Rabu, 25 November 2020

Dari Ngalian ke Sendowo

 



Judul Buku : Dari Ngalian ke Sendowo

Penulis : Nh. Dini

Penerbit : PT Gramedia Pustaka Utama

Tahun : 2015

Tebal : 268 halaman

ISBN : 978-602-03-1651-2

Buku ini bercerita tentang perjalanan penulis dimasa tuanya yaitu  Nurhayati Sri Hardini atau biasa disebut dengan Nh Dini, ia merupakan penulis yang masih aktif berkarya diusia senjanya. Dengan kemandiriannya ia berangkat dari satu tempat ke tempat lain untuk mendatangi undangan.

Buku ini berjudul Dari Ngalian ke Sendowo, karena menceritakan proses hijrah Nh Dini, dari rumahnya di Ngalian Semarang sampai ke Sendowo Yogyakarta, tepatnya di wisma berisi lansia atau biasa disebut panti jompo.
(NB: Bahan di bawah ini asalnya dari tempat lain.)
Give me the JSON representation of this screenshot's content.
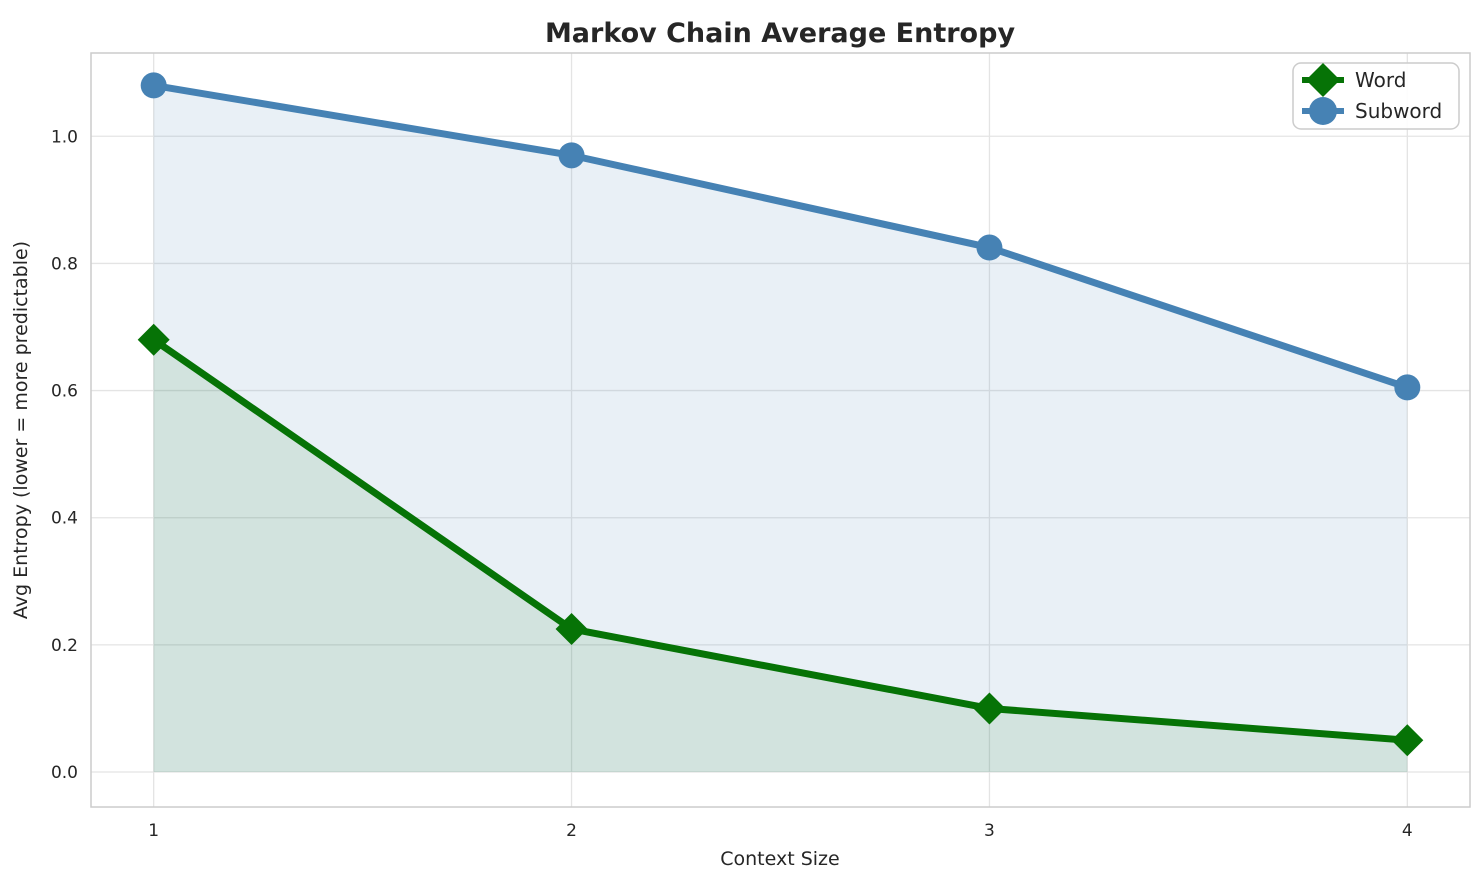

Di usia senjanya Nh Dini masih aktif menulis dan membagi ilmunya untuk banyak orang, ia telah mendapat banyak penghargaan atas karya-karyanya. Diundang mengambil penghargaan baik di dalam maupun luar negeri, meski diawal ia memiliki idealis tidak mau datang namun akhirnya runtuh juga. ia akhirnya mau menghadiri perayaan-perayaan penghargaan untuk dirinya tersebut.

Nh Dini tinggal seorang diri di rumahnya Ngalian Semarang memiliki pondok baca dan aktif dalam Rotary Club. Di rumahnya ia tinggal bersama oembantu dan anak-anak asuhnya di pondok baca untuk membantu keperluan Nh Dini, dan juga membantu merawat pondok baca.

Di usia tuanya ia masih harus mencari uang untuk bertahan hidup dan mengurus kelanjutan pondok bacanya, karena faktor usia ia sering mengalami kelemahan fisik dan sakit. Namun karena memang Nh Dini seorang penulis terkenal ia dapat bantuan dari beberapa rekan dan sanak saudaranya, beberapa kali ia beruntung mendapat bantuan tersebut karena memang ia mengaku juka kesulitan dalam hal ekonomi.

Hingga pada suatu ketika ia telah merasa lelah dengan rumahnya yang besar, dan perlu perbaikan berkala setiap tahun, ditambah biaya pembantu-pembantunya. Maka ia memutuskan untuk menjual rumahnya dan pindah ke wisma yang berisi lansia atau disebut panti jompo.

Buku ini memberikan gambaran bagaimana nasib penulis yang ada di Indonesia, terlihat bagaimana pemerintah kurang memperhatikan para pekerja seni ini. Mereka tidak mendapat uang jaminan kehidupan ataupun uang jaminan kesehatan, sebagai penulis ia hanya mengandalkan upah penjualan buku dan juga honorariumnya ketika diundang mengisi acara.

Sampai, ia sempat dicap sebagai penulis yang memasang tarif, dulu Nh Dini merupakan sosok penulis tulus dan idealis namun karena tekanan kehiudpan dan membutuhkan uang ia menjadi seperti itu. Ia mengaku tidak malu, dan menganggap itu suatu kejujuran dan penghargaan kepada para penulis.

Dalam buku ini juga berisi sindiran dari Nh Dini atas keprihatinanya dengan rendahnya literasi masyarakat Indonesia, dalam kejadian ketika Nh Dini ditawari promosi pada surat kabar dan menolaknya karena dengan honorarium rendah. Ia merasa promosi di surat kabar adalah sia-sia ketika minat literasi atau baca masyarakat rendah, sehingga otomatis yang melihat promosi tersebut hanya sedikit orang saja.

Selain itu, perjalanan Nh Dini ketika diundang berbagai negara untuk menerima penghargaan juga memperlihatkan kontradiksi bagaimana sastra dan bahasa Indonesia dihargai, di Indonesia sendiri penghargaan masyarakat terhadap penulis, sastra dan bahasa Indonesia memang kurang diperhatikan bertolak belakang dengan bagaimana orang asing atau luar Indonesia melihat bahasa kita.

Di Jepang sampai ada fakultas sastra yang memasukkan mata kuliah bahasa Indonesia sebagai muatan wajib, yang dipelajari yaitu dari mulai mendasar hingga level tinggi, tentu ini dapat menjadi cerminan untuk kita semua sebagai warga Indonesia agar lebih menghargai bahasa kita sendiri juga dengan karya sastra dari sastrawan Indonesia yang mendunia dan dibanggakan oleh orang luar.